The purpose of tokens.txt

[ben-z]

When I first saw the file structure, I thought that tokens.txt is supposed to provide a way to obtain the api keys on the client without revealing them. But on http://goose-watch.uwaterloo.ca/, the access to tokens.txt doesn't seem to be encrypted in any way (I see that the agol_client_id starts with t3E7JqOoS).

Doesn't that mean anyone could take those keys, tamper with them, and break this wonderful application?

Please enlighten me with the ways of UW.

[jmccarth]

@ben-z Thanks for your feedback. You're correct that tokens.txt should be hidden better and not be so easy to read, but ultimately those keys are loaded into the JS application and anyone opening developer tools/firebug/etc could find them pretty easily anyway. There's probably a better approach, but for an application that only gets traffic for a couple of months of the year I just haven't had the time to do a better security job.

Ultimately, those keys could be useful to someone who knows what their way around the mapping APIs we use, but the datasets themselves are archived and under source control so rolling back to a previous state is relatively painless. And the points all undergo manual review before being added to the UW Open Data API.

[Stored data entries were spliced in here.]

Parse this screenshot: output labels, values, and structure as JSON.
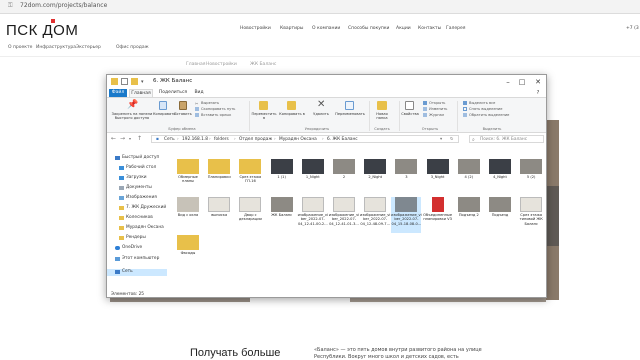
{
  "browser": {
    "url": "72dom.com/projects/balance"
  },
  "site": {
    "logo": "ПСК ДОМ",
    "topnav": [
      "Новостройки",
      "Квартиры",
      "О компании",
      "Способы покупки",
      "Акции",
      "Контакты",
      "Галерея"
    ],
    "phone": "+7 (3",
    "subnav": [
      "О проекте",
      "Инфраструктура",
      "Экстерьер",
      "Офис продаж"
    ],
    "breadcrumb": [
      "Главная",
      "Новостройки",
      "ЖК Баланс"
    ],
    "heading": "Получать больше",
    "text": "«Баланс» — это пять домов внутри развитого района на улице Республики. Вокруг много школ и детских садов, есть"
  },
  "explorer": {
    "title": "6. ЖК Баланс",
    "tabs": [
      "Файл",
      "Главная",
      "Поделиться",
      "Вид"
    ],
    "ribbon": {
      "pin": "Закрепить на панели быстрого доступа",
      "copy": "Копировать",
      "paste": "Вставить",
      "cut": "Вырезать",
      "copy_path": "Скопировать путь",
      "paste_shortcut": "Вставить ярлык",
      "group_clipboard": "Буфер обмена",
      "move_to": "Переместить в",
      "copy_to": "Копировать в",
      "delete": "Удалить",
      "rename": "Переименовать",
      "group_organize": "Упорядочить",
      "new_folder": "Новая папка",
      "group_create": "Создать",
      "properties": "Свойства",
      "open": "Открыть",
      "edit": "Изменить",
      "history": "Журнал",
      "group_open": "Открыть",
      "select_all": "Выделить все",
      "select_none": "Снять выделение",
      "invert": "Обратить выделение",
      "group_select": "Выделить"
    },
    "path": [
      "Сеть",
      "192.168.1.8",
      "folders",
      "Отдел продаж",
      "Мурадян Оксана",
      "6. ЖК Баланс"
    ],
    "search_placeholder": "Поиск: 6. ЖК Баланс",
    "nav": {
      "quick_access": "Быстрый доступ",
      "desktop": "Рабочий стол",
      "downloads": "Загрузки",
      "documents": "Документы",
      "images": "Изображения",
      "druzhba": "7. ЖК Дружеский",
      "kolesnikov": "Колесников",
      "muradyan": "Мурадян Оксана",
      "renders": "Рендеры",
      "onedrive": "OneDrive",
      "this_pc": "Этот компьютер",
      "network": "Сеть"
    },
    "files": [
      {
        "name": "Обмерные планы",
        "kind": "folder"
      },
      {
        "name": "Планировки",
        "kind": "folder"
      },
      {
        "name": "Срез этажа ГП-16",
        "kind": "folder"
      },
      {
        "name": "1 (1)",
        "kind": "photo-dark"
      },
      {
        "name": "1_Night",
        "kind": "photo-dark"
      },
      {
        "name": "2",
        "kind": "photo-gray"
      },
      {
        "name": "2_Night",
        "kind": "photo-dark"
      },
      {
        "name": "3",
        "kind": "photo-gray"
      },
      {
        "name": "3_Night",
        "kind": "photo-dark"
      },
      {
        "name": "4 (2)",
        "kind": "photo-gray"
      },
      {
        "name": "4_Night",
        "kind": "photo-dark"
      },
      {
        "name": "5 (2)",
        "kind": "photo-gray"
      },
      {
        "name": "Вид с окна",
        "kind": "photo-light"
      },
      {
        "name": "выписка",
        "kind": "doc"
      },
      {
        "name": "Двор с декларации",
        "kind": "doc"
      },
      {
        "name": "ЖК Баланс",
        "kind": "photo-gray"
      },
      {
        "name": "изображение_viber_2022-07-04_12-41-00-2...",
        "kind": "doc"
      },
      {
        "name": "изображение_viber_2022-07-04_12-41-01-3...",
        "kind": "doc"
      },
      {
        "name": "изображение_viber_2022-07-04_12-48-09-7...",
        "kind": "doc"
      },
      {
        "name": "изображение_viber_2022-07-04_15-18-08-0...",
        "kind": "photo-sel"
      },
      {
        "name": "Объединенные планировки V3",
        "kind": "pdf"
      },
      {
        "name": "Подъезд 2",
        "kind": "photo-gray"
      },
      {
        "name": "Подъезд",
        "kind": "photo-gray"
      },
      {
        "name": "Срез этажа типовой ЖК Баланс",
        "kind": "doc"
      },
      {
        "name": "Фасады",
        "kind": "folder"
      }
    ],
    "status": "Элементов: 25"
  }
}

Nonetheless I'll leave this issue open because it is something I want to address before people start visiting this app again next spring. I have a possible solution in mind, but I should also do more research into how people build applications using client side API keys without exposing them.

As for any enlightenment on the ways of UW, there's no magic here. Just a developer doing this as a learning exercise and trying to efficiently spend his time.

[ben-z]

Thank you @jmccarth for the explanation, I look forward to living among these human-attacking gooses in a couple of months!